気をつけなければいけない点は、胴や面だけを剥いだ相手だ。せっかく残っている面なり胴なり、これを剥いでからでなければキルを取りたくない。
うっかり剥き出しの急所を打ち抜いて、キルにしてしまわないことであった。
丁寧に丁寧に、防具を剥いだら手足を奪い、それから残った面や胴を剥いで、それから天国へと送り出す。私にとっての『チャレンジ♡ ステージ』は、迅速よりも丁寧。そして確実が肝であった。
イベントで浸透勁を見つけて以来、久しぶりのクリティカル連打であった。
あの血湧き肉躍った大戦闘、狂うほどに暑かった灼熱の季節が、早くも懐かしく思い出される。
ひとつの新しい技というものは、それだけ人間を変化成長させるものなのだ。
ということで、懐かしいというのなら最も懐かしい初伝技。これでバタバタとクリティカルを入れてゆく。敵兵が三〇人いようが五〇人いようが、初伝技で済ませることができるのは、それだけ熟練熟成した技だからだ。
実を言うならば無双流の奥伝技、その一本目の技は初伝で習う最初の型。その中の第一挙動である横面打ちなのである。初伝一本目では、この横面打ちは防御される。しかし奥伝ではビタリと決まることになっている。
つまり横面打ちの精度をそれだけ上げなければいけないということだ。十年十二年に及ぶ長い長い修行の道のりは、たった一本のなんてことのない横面打ちに帰結するのだ。

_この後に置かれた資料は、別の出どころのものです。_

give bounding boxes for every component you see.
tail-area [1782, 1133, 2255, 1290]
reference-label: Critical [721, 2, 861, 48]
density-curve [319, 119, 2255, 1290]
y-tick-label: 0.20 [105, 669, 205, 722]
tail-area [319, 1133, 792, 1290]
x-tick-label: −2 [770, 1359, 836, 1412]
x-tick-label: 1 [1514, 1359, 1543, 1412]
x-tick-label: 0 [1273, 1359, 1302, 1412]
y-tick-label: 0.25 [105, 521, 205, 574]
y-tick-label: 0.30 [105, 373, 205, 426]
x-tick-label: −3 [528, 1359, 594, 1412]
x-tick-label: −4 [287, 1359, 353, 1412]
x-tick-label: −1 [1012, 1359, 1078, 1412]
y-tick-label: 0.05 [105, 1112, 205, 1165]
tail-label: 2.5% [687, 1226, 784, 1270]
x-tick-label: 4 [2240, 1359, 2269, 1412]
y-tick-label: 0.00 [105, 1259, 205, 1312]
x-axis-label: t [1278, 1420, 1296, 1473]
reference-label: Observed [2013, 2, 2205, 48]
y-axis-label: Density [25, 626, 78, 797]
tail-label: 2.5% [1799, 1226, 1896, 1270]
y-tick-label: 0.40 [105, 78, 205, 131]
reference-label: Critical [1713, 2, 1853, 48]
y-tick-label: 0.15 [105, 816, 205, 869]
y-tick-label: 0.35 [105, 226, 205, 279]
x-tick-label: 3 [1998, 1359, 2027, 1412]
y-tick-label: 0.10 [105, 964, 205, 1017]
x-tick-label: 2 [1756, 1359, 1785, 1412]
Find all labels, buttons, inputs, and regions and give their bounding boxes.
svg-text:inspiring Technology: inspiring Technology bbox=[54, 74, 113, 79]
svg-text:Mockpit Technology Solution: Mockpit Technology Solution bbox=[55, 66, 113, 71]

人生もそういうものであろう。あれこれ雑多に複雑怪奇な世の中を生き抜いて、たどり着く場所は、このなんてことのないもの。ごく当たり前にみんなが過ごしている人生と、なにも変わらない平凡な場所。じつはそれこそが至高にして究極の到達点なのである。
ありきたりな話でしかないのだが、私の剣はそこまで達してしまっていた。自分で極める部分は残り少ない。本当ならば、「ここからが本物の稽古!」と意気込まなければならないのに、師に先立たれ後をまかされてしまっては、どこにも行き場が無いというのも御理解いただけよう。
もちろん私は私なりに亡き師の背中は追い続けている。しかしそれは私ひとりの目標でしかない。
その証拠が、入っては辞め、辞めては入ってくる門人たちだ。彼らは私の師匠の背中など追ってはいない。だから道なかばでいなくなってしまうのだ。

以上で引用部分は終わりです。